Éditions Delcourt Littérature, 2018

Peur est une histoire de meurtre.

Mais ce n’est pas tout à fait un thriller. Pas comme on l’imagine habituellement. Ou alors un thriller très psychologique.

Parce que Peur place le lecteur sous un autre angle de vue : ce qui peut amener un homme bien sous tous rapports, architecte renommé, à vouloir la mort d’un autre.

Et en fait, Peur raconte surtout la dérive de Rudolph Tiefenthaler, qui dénonce sa vie de peurs depuis l’enfance, peurs rationnelles ou non, engrangées par l’amour inconditionnel de son père pour les armes. Ce père qui, malgré une absence de relations avec Rudolph, joue cependant un rôle central dans le livre.

Il s’agit donc d’une approche de l’adulte sur l’enfant qu’il a été, avec des souvenirs quelquefois altérés, et des liens intra-familiaux qui vont forger cet adulte en devenir.

Et dans le cas de Rudolph, cet adulte est surtout un lâche ! Car Rudolph fuit. Il fuit les relations avec son père qu’il accuse de ne pas lui avoir suffisamment montré son amour. Il fuit les conversations avec sa femme Rebecca qui peut exploser de rage. Il fuit depuis toujours, et lorsque le voisin du dessous, Dieter Tiberius, commence à harceler sa famille, à accuser les parents du pire, que fait Rudolph ? Il n’a pas le cran d’affronter pleinement l’homme.

Pourtant ce voisin indésirable va mourir.

Rudolph le narrateur expose sa vie depuis l’enfance, sa conception du rôle du père, ses échecs dans sa vie de couple. La lucidité dont il fait preuve a posteriori est remarquable, car en quelque sorte l’histoire avec Dieter Tiberius a sauvé son couple de la déroute. Mais de cet être abject pouvait-il donc advenir le meilleur ?

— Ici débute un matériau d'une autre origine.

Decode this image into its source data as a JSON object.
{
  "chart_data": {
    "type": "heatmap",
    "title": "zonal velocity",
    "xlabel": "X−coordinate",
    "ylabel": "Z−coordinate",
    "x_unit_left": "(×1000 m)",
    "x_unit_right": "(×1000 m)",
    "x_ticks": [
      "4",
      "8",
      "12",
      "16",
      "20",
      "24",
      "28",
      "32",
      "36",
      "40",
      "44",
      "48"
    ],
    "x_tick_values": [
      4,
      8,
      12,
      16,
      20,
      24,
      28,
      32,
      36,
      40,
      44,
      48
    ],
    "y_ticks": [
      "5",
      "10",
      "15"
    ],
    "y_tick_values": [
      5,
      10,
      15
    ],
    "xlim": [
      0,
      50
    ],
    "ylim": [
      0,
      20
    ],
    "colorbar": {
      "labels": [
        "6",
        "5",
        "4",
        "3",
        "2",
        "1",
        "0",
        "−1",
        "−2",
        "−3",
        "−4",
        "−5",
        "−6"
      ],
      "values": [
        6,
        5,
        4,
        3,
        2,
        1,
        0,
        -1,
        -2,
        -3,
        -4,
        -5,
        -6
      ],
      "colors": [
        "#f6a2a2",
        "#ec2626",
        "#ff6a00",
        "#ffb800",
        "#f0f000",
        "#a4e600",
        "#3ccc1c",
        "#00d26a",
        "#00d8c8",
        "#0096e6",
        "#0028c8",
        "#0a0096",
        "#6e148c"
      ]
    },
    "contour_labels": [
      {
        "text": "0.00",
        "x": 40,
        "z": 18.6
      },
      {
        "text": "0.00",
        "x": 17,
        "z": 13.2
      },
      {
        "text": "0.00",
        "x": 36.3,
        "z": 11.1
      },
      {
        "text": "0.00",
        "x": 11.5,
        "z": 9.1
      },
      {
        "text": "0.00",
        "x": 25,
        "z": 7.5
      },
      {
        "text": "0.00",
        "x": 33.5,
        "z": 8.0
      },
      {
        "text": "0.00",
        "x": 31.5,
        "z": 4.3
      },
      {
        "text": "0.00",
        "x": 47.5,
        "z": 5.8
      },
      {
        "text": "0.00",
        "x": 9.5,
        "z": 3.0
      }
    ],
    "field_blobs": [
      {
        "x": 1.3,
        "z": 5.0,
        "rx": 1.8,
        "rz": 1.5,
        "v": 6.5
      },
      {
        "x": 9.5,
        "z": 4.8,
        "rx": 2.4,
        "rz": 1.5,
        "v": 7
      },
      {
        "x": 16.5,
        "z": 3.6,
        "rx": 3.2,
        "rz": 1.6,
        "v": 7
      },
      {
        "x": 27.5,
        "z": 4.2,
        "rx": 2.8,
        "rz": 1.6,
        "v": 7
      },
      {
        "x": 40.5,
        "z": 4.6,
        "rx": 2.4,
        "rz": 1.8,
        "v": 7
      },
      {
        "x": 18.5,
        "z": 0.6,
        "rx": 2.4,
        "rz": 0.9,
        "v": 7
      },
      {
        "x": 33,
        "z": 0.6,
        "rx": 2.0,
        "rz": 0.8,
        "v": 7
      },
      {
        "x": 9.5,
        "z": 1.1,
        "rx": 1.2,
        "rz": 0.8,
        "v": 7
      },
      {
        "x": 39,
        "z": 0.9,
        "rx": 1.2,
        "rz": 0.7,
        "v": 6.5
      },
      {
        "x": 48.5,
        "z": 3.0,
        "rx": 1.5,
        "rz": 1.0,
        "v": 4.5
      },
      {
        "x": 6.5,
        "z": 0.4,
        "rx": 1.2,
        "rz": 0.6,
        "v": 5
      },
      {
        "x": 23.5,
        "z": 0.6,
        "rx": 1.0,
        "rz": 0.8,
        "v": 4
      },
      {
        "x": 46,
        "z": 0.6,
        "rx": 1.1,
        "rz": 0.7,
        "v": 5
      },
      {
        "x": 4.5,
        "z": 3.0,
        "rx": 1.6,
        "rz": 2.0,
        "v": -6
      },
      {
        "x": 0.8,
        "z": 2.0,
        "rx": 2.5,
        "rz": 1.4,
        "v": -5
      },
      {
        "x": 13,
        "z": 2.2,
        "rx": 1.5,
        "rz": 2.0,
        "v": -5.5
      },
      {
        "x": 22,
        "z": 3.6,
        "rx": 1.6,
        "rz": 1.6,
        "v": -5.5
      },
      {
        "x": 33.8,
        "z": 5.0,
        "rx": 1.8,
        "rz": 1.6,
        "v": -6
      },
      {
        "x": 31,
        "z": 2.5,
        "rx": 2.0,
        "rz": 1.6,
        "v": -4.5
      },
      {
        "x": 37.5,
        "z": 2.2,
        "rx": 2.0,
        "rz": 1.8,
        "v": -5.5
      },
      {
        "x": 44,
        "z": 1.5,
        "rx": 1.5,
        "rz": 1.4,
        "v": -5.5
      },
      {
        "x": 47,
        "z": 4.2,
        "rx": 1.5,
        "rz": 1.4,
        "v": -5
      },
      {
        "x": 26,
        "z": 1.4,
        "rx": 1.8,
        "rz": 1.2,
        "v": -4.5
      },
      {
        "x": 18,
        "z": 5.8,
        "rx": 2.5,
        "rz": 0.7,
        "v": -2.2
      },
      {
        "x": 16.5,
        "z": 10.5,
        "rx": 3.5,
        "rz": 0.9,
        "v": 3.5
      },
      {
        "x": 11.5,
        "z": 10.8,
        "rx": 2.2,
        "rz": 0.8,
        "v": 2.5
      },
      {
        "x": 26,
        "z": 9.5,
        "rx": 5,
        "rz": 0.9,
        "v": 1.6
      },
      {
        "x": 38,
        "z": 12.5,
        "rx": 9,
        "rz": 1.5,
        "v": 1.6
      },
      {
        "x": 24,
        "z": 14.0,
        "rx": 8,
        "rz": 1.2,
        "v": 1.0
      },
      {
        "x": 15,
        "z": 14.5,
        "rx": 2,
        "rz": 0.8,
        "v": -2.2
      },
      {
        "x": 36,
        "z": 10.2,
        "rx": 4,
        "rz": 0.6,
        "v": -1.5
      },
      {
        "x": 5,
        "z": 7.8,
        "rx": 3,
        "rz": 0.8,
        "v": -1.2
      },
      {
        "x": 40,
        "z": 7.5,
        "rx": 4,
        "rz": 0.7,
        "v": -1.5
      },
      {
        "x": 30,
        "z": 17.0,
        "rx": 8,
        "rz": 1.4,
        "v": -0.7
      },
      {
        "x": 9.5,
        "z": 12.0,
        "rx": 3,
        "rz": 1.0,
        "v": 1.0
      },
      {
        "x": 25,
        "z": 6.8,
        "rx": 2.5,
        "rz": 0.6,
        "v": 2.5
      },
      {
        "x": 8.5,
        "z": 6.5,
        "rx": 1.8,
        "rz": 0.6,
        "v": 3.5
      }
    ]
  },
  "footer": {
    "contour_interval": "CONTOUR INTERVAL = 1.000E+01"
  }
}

C’est donc aussi une confrontation entre le bien et le mal, entre les choix de vie, que nous propose Dirk Kurbjuweit et au-delà du roman, une réflexion sur nos propres peurs et la façon de les gérer. De quel côté de la loi resterons-nous, si la loi n’intervient pas lorsque nous voulons protéger les nôtres ?

J’ai beaucoup aimé cette approche de l’auteur, et je remercie les Éditions Delcourt Littérature pour m’avoir permis de découvrir un roman d’une grande qualité. Mais je ne me suis pas vraiment attachée au personnage de Rudolph, peut-être à cause de sa trop grande lucidité justement. J’ai surtout eu l’impression d’être d’un côté le témoin des actions de la famille au regard du harcèlement de Tiberius et de l’autre, le confesseur des propos de Rudolph. Pour moi les moments les plus poignants sont ceux de l’enfance et de l’ultime confession de Rudolph.

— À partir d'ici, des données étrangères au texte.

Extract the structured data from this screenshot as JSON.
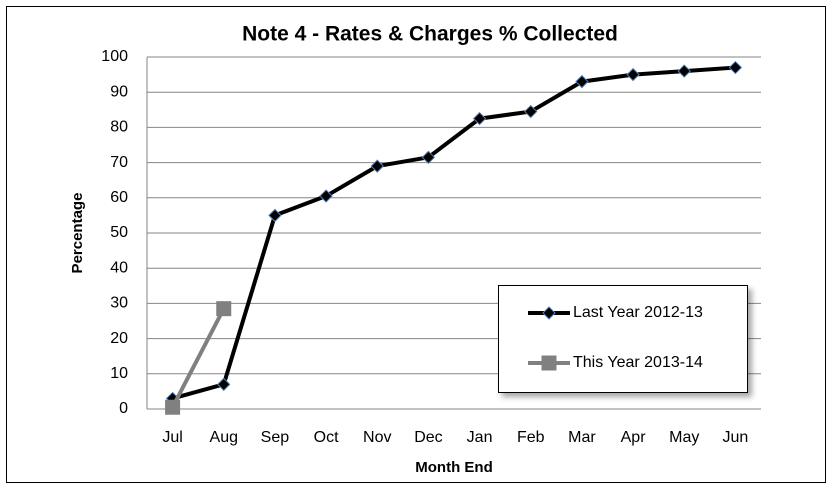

Le roman est tiré de la propre expérience de l’auteur (merci Marie-Laure pour m’avoir éclairée!), dont le père était amateur d’armes et le harcèlement subi de la part d’un voisin a amené la destruction de sa vie familiale. Ça fait froid dans le dos.

Citations

« Nous avions grandi comme tout un chacun à l’abri des balles, mais la seule présence des armes changeait beaucoup de choses, elle ouvrait le champ des possibles et faisait planer une menace. Cela avait modifié notre manière de penser, parfois même, avec le recul, jusqu’à l’hystérie. Pour moi, la maison était l’endroit où l’on risquait de se prendre une balle. »

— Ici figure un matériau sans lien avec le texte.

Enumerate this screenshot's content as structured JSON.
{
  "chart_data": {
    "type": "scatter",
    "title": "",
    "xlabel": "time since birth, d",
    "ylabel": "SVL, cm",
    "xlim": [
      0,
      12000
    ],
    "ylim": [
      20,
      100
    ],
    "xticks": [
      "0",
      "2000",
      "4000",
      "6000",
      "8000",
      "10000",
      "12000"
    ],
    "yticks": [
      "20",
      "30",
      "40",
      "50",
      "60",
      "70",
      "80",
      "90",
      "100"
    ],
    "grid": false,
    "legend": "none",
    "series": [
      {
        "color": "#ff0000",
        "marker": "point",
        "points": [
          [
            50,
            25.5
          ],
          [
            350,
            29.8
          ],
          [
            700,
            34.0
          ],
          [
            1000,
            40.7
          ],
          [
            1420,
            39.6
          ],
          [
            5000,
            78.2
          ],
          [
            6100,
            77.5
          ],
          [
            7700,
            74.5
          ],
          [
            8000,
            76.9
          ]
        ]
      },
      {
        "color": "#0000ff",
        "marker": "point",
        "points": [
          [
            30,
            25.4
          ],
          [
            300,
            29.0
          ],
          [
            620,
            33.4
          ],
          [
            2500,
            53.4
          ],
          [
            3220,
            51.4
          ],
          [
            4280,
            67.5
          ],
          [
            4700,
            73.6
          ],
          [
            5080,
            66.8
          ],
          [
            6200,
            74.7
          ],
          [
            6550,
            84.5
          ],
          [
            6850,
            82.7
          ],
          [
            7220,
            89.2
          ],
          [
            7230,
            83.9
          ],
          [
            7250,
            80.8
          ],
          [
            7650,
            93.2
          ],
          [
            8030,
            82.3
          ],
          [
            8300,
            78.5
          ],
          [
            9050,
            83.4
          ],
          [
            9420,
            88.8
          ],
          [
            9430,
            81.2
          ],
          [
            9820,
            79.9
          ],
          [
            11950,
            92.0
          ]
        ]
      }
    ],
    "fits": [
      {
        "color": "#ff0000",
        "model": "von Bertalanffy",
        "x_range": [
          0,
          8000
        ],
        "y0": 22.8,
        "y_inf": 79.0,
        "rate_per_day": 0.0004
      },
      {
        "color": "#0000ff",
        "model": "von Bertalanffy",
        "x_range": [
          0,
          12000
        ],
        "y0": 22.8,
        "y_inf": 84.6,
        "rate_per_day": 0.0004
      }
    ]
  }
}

« Je savais y faire avec les gens, et j’étais un bon élève, apprécié et respecté. Mais tout cela est entaché par ces heures inquiétantes durant lesquelles je craignais que mon petit frère ou moi-même ne prenions une balle. J’ai certes eu une enfance heureuse, mais je ne peux pas en dire autant de mon adolescence. Le pire c’est cette sensation d’avoir manqué d’un père, il était distant, méprisant. »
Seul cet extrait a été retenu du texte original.